Hamilton then read aloud his own plan of government. He proposed a two-house Supreme Legislative Power “in two distinct bodies of men”: an elected assembly, elected by free men, serving three-year terms, and a lifetime senate, like the English House of Lords but not hereditary, serving “during good behavior.” The senators would be chosen by electors chosen by the people, would form “a permanent barrier against every pernicious innovation.” Judges also would be elected by the people and serve during good behavior. The supreme executive would be a governor chosen in the same fashion, for life, but only during good behavior: could there be “a good government without a good executive”? This “governor” — Hamilton did not use the word “president” — would be able to veto “all laws about to be passed” and would be in charge of executing the laws. He would be “the commander in chief of the land and naval forces and of the militia.” He would have “with the advice and approbation of the Senate” the power of making all treaties. He would appoint the heads of the departments of finance, war, and foreign affairs. He would nominate all ambassadors subject to Senate approval, and he would “have the power of pardoning all offenses but treason,” which would require the assent of Congress.
In one brilliant, six-hour, standup oration that left the convention stunned, Alexander Hamilton, with only the exception of term limits and the rules and qualifications of voters, laid out what would become the basic framework of the United States government.
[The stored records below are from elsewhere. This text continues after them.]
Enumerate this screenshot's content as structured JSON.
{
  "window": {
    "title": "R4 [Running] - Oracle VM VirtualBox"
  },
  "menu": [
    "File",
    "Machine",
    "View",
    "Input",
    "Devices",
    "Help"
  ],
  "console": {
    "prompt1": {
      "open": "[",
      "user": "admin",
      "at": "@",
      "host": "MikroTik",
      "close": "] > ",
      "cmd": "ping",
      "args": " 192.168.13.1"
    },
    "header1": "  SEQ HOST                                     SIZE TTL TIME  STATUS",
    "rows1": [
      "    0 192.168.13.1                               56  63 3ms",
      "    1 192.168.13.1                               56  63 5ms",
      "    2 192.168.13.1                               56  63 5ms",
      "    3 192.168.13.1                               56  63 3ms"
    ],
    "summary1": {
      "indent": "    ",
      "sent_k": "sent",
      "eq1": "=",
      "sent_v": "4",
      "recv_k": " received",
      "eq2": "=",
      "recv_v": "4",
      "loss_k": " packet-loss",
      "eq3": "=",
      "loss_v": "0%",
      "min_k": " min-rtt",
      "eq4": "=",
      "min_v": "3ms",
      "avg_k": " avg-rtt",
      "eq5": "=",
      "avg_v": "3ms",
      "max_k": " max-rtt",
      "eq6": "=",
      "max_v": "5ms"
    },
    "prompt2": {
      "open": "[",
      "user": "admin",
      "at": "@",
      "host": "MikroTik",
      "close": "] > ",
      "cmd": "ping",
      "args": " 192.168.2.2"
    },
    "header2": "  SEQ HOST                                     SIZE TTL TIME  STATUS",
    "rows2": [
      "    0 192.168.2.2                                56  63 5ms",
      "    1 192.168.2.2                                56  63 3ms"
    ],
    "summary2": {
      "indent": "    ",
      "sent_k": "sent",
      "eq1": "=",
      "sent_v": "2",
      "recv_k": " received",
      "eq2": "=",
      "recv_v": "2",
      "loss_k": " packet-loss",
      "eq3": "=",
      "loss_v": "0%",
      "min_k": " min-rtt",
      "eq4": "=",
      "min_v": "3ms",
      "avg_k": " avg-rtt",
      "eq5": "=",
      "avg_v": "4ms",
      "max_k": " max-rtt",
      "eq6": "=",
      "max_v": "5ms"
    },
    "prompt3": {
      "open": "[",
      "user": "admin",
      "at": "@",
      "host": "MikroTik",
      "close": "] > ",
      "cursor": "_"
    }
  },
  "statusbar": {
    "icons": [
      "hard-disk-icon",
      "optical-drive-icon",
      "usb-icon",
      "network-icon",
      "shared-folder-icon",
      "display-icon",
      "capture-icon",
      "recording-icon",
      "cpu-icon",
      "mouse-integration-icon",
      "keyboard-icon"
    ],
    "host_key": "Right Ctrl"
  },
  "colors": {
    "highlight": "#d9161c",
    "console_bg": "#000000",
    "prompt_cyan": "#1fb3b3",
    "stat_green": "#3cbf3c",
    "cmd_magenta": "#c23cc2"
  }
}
Off and on for the next few days, he rose to defend portions of his plan. Hamilton’s plan coincided with the Virginia Plan on the major premise that there should be three branches of a national government, legislative, executive, and judiciary. On June 19, when the revised Virginia Plan came out of committee, he rose to elaborate on where his plan differed. His suggestion that the states should be abolished had drawn sharp criticism overnight. By “abolish”, he meant their authority must be lessened. It should be “indefinite,” but they should be left as “subordinate jurisdictions,” as Persia within the Roman Empire. That same day, he rose again to contest a part of the Virginia Plan written by Luther Martin of Maryland that said the thirteen states were “in a state of nature,” the old argument of philosopher John Locke. But Hamilton found James Wilson of Pennsylvania’s resolution more palatable: the states had won their independence from Great Britain not individually but collectively. He did not fear combinations of states. The large states, Virginia and Massachusetts, were separated by too great distance.
Once again, on June 21, he rose to challenge Charles Cotesworth Pinckney of South Carolina, who wanted Congress to be elected by the state legislation. Without direct election by the people, Congress would be “engrafted” to state governments that could dwindle and die. The same day, he remained adamant on the term of representatives to the lower house. Three years in office was better than a shorter term because too frequent elections made the “people listless to them.” He argued against letting state governments pay national salaries: “Those who pay are masters of those who are paid.” And he argued vigorously against the holding of more than one public office:
Take mankind in general, they are vicious – their passions may be operated upon. Take mankind as they are, and what are they governed by? Their passions. There may be in every government a few choice spirits, who may act from more worthy motives [but] one great error is that we suppose mankind more honest than they are. Our prevailing passions are ambition and interest. Wise government should avail itself of those passions, to make them subservient to the public good.
And then, sure that no one at the convention would follow his advice, he went home.